Le mercato, c’est un sport de vitesse. Pas un concours de patience. Et à l’ASSE, l’impression qui remonte est claire: certains dossiers s’étirent, pendant que d’autres décisions doivent tomber. Prolonger? Recruter? Laisser filer? À ce stade, l’enjeu n’est plus de “faire quelque chose”. L’enjeu est de faire le bon choix, au bon moment.
Un exemple revient avec insistance: la prolongation d’Appiah. L’idée circule d’un an supplémentaire, avec un rôle de remplaçant, presque “grand frère” dans la rotation. Niveau probable: le club cherche à sécuriser une option interne, utile sur la durée, surtout quand la saison demande des ajustements. Niveau incertain: la nature exacte du contrat et le calendrier de décision ne sont pas confirmés. Mais le débat, lui, dit quelque chose: l’ASSE veut de la stabilité, sans se raconter d’histoires.
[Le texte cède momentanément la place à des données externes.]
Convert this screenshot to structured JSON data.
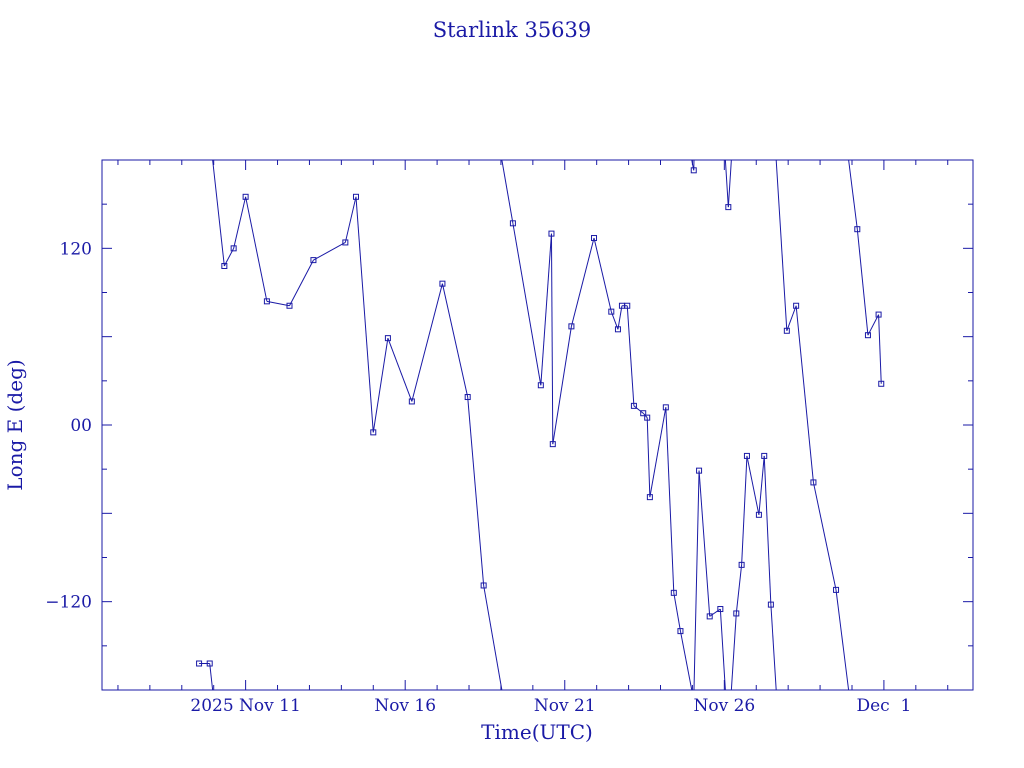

Car prolonger un joueur, ce n’est pas seulement une question de talent. C’est une question de dynamique de groupe. Un vestiaire, ça se gère aussi avec des repères. Si Appiah accepte un rôle de rotation, il peut devenir un amortisseur. Et un amortisseur, en Ligue 2, c’est précieux: quand les matchs s’enchaînent, quand les suspensions tombent, quand les blessures arrivent, il faut des solutions prêtes.
Mais l’ASSE ne peut pas se contenter de “gérer”. Le mercato doit aussi construire. Et là, le risque, c’est l’empilement. On l’a déjà vu ailleurs: on signe parce qu’il faut signer, on comble parce qu’on a peur de manquer. Or l’ASSE a besoin d’un recrutement qui colle à un plan de jeu, pas d’un patchwork. Le temps de jeu, la complémentarité, la capacité à tenir un système: tout ça compte plus que le nombre de noms.
Le calendrier de l’été ajoute une couche de complexité. Entre les vacances, les délais administratifs, et les fenêtres de négociation, tout prend du retard. Probable: certains transferts peuvent effectivement prendre plus de temps que d’habitude. Mais le club ne peut pas transformer ce retard en stratégie. Un mercato qui s’étire finit par coûter plus cher, en énergie comme en opportunités.
Ce qui rend la situation intéressante, c’est que l’ASSE a désormais une direction qui semble vouloir des décisions. Le chantier à l’Étrat, la logique de gouvernance orientée résultats… tout ça dessine une même philosophie: on avance, on tranche, on mesure. Alors oui, il faut parfois laisser une porte ouverte. Mais il faut aussi fermer les autres. Et vite.
Le vrai test, c’est la cohérence. Si Appiah prolonge, il faut que ce soit cohérent avec le recrutement à venir. Si des départs se confirment, il faut que les arrivées compensent réellement les manques. Pas “un peu”. Pas “à peu près”. Réellement. L’ASSE n’a pas le droit de se retrouver avec un effectif qui ressemble à une liste de courses.
En clair: l’ASSE doit arrêter de temporiser. Le mercato 2026 ne pardonne pas l’hésitation. Il récompense les clubs qui choisissent, et qui choisissent tôt.